A Hephthalite or Alchon Hun rider, possibly King Javukha, 5th C. CE
This statue was an offering to the God Zhun, which may have been a Hunnic solar deity associated with fire or a variant spelling of the Iranian God of time, Zurwan. Info from Sino-Platonic Paper 290:
"The horse-and-rider statuette in the Pritzker Family Collection, Chicago, is perhaps the most important art object produced by the Hephthalites yet known, and especially of the art of the Alkhons now being fully presented here for the very first time.
Tight legging-like trousers might go back to types of trousers common on the “Scythian” steppes of Eurasia, also used at that time by Achaemenidian riding warriors. The only weapon worn by the rider is the common but precious longsword of the preceeding Kushans, but its type and shape go back to longswords known from the Eurasian steppebelt.
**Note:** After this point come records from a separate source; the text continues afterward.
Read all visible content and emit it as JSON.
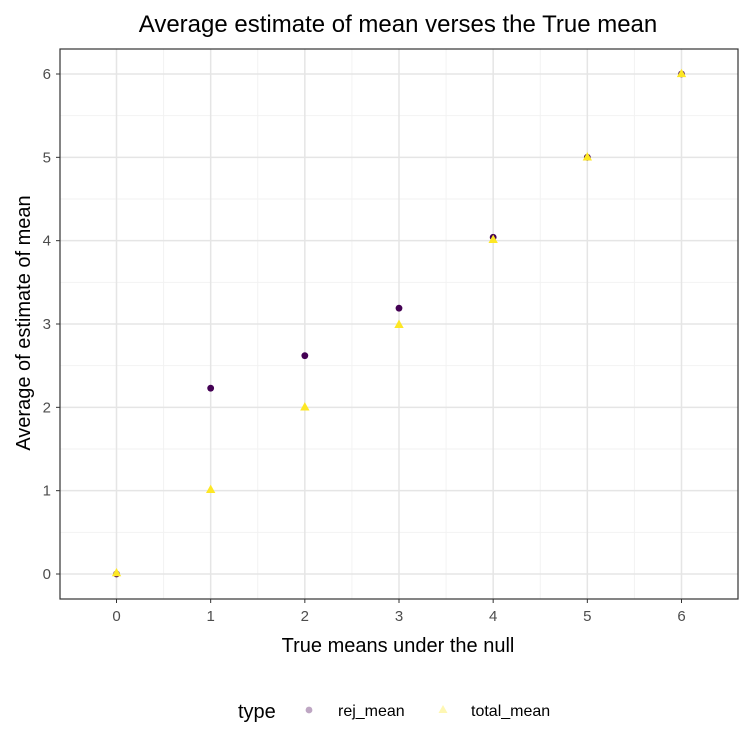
{
  "chart_data": {
    "type": "scatter",
    "title": "Average estimate of mean verses the True mean",
    "xlabel": "True means under the null",
    "ylabel": "Average of estimate of mean",
    "xlim": [
      -0.6,
      6.6
    ],
    "ylim": [
      -0.3,
      6.3
    ],
    "xticks": [
      "0",
      "1",
      "2",
      "3",
      "4",
      "5",
      "6"
    ],
    "yticks": [
      "0",
      "1",
      "2",
      "3",
      "4",
      "5",
      "6"
    ],
    "grid": true,
    "legend": {
      "title": "type",
      "position": "bottom"
    },
    "series": [
      {
        "name": "rej_mean",
        "shape": "circle",
        "color": "#440154",
        "x": [
          0,
          1,
          2,
          3,
          4,
          5,
          6
        ],
        "y": [
          0.0,
          2.23,
          2.62,
          3.19,
          4.04,
          5.0,
          6.0
        ]
      },
      {
        "name": "total_mean",
        "shape": "triangle",
        "color": "#FDE725",
        "x": [
          0,
          1,
          2,
          3,
          4,
          5,
          6
        ],
        "y": [
          0.01,
          1.01,
          2.0,
          2.99,
          4.01,
          5.0,
          6.0
        ]
      }
    ]
  }
}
The same can be said about such horse equipment as the tassels and phalerae. The fashion of the trappings of the horse’s mane and the covered tail are a typical features of Eurasian nomadic culture too. The earrings consist of relatively large, rounded rings, each decorated with eight pearls. These earrings are of an ancient Iranian earring type going back to the Achaemenid period, and the type was still used until the Parthian period in the region of Taxila/Gandhara, but, as we see here, also for a much longer period. Having this in mind, we do not find it surprising that the Alkhons/Alxons as an Iranian ethnicum still used such hoop earrings during the fifth century C E.
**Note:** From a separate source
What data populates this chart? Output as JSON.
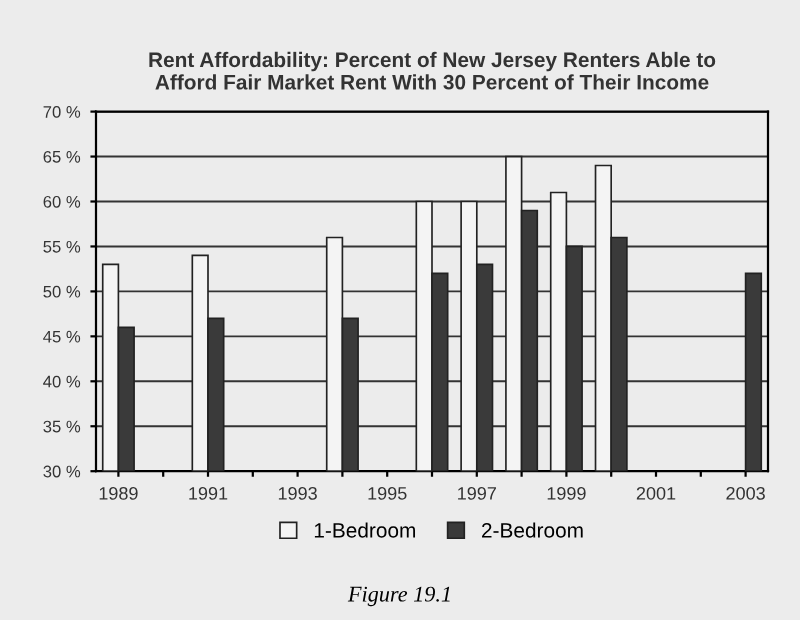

For some items shown on our statuette it cannot be clearly said whether they are Iranian in the widest sense of the word, or if they are of nomadic origin, i.e.,” Scythian”or “Sarmatian”; but the influences from the nomads of the Eurasian steppes are clear.
Until now we have not known of such three-dimensional bronze works or statues and statuettes from Hephthalite times.
Very important for the date of our statuette is the reading of the punched inscription written in cursive Greek letters in the Bactrian-Iranian language. This inscription has been read and discussed in detail by Nicholas Sims-Williams. In his work, the inscriptions reads, translated: “Hrilad gave (this) to the God Zhun.”
Following an email exchange (November 20, 2017) in which Nicholas Sims-Williams kindly informed me that, due to the type of the starting Greek letter “ypsilon,” the inscription inscribed on our rider’s helmet dates it to no later than the late fifth century C E .
So far no scholar has questioned this, so we must assume that it is true, and it follows that our statuette was designed, cast, and worked not later than during the later second half of the fifth century C E , when the Alkhons ruled Bactria and Gandhara.
We do not know who the man calling himself “Hrilad” was, but we can assume that he was a Alxon/Alkhon noble from the entourage of an Alxon/Alkhon ruler.
What we see is a behelmeted, aristocratic, noble Alkhon ruler on horseback with all necessary insignia and symbols of power during, or soon after, his investiture. Once he held a ring or wreath in his right hand, which clearly means that this Alkhon ruler is shown in the moment of getting his power in a ceremony of investiture from a God. We cannot decide yet if this power-giving God really should have been Zhun; but this cannot be ruled out, because the inscription looks as if it were punched into the helmet directly after the statuette’s surface was finished.
Provided that the results of the intense study of the coins of the Alkhons by Klaus Vondrovec are right, and I do not doubt it, then only one Alkhon ruler can and must be identified as the rider on our statuette; and this ruler is Javukha; and he is the same Javukha mentioned in the Buddhist Talagan copper scroll.
He is the only Alkhon ruler shown adorned with those hooped earrings on his coins, — no other Alkhon ruler is shown with such earrings! It must also be mentioned here, that Javukha is the only Alkhon ruler whose coin designs show an Alkhon ruler on horseback. Javukha’s horseman-type coins are styled after Gupta-Indian prototypes, i.e., those of Chandragupta II (375–415) and Kumaragupta I (415–455). This necessarily means a decided interest of Javukha in horses as a religious and ideological symbol. If and how the horse and rider of our statuette, i.e., Javukha as a Hunnic ruler can be connected with the sacral kingship suggested for pre-Islamic rulers of Central Asia, cannot be ruled out, but also not be proved.
It is possible to think that, in such religiously tolerant times as those under the Alkhon-Huns, a man like Hrilad, from the entourage of Javukha, might possibly have donated the horse-and-rider statuette at a temple of the God Zhun in the morning, while in the afternoon he joined the inauguration of the Buddhist stupa at Talangan.
This statuette is certainly the most important piece of fine art of the Hephthalite and Alkhon period of Bactria (modern Afghanistan) to be discovered within the last hundred years, and it should and must be discussed again in the future."
-taken from Sino-Platonic Paper 290: A Unique Alxon-Hunnic Horse-and-Rider Statuette (Late Fifth Century CE) from Ancient Bactria / Modern Afghanistan in the Pritzker Family Collection, Chicago by Ulf Jäger. Victor H. Mair, Editor.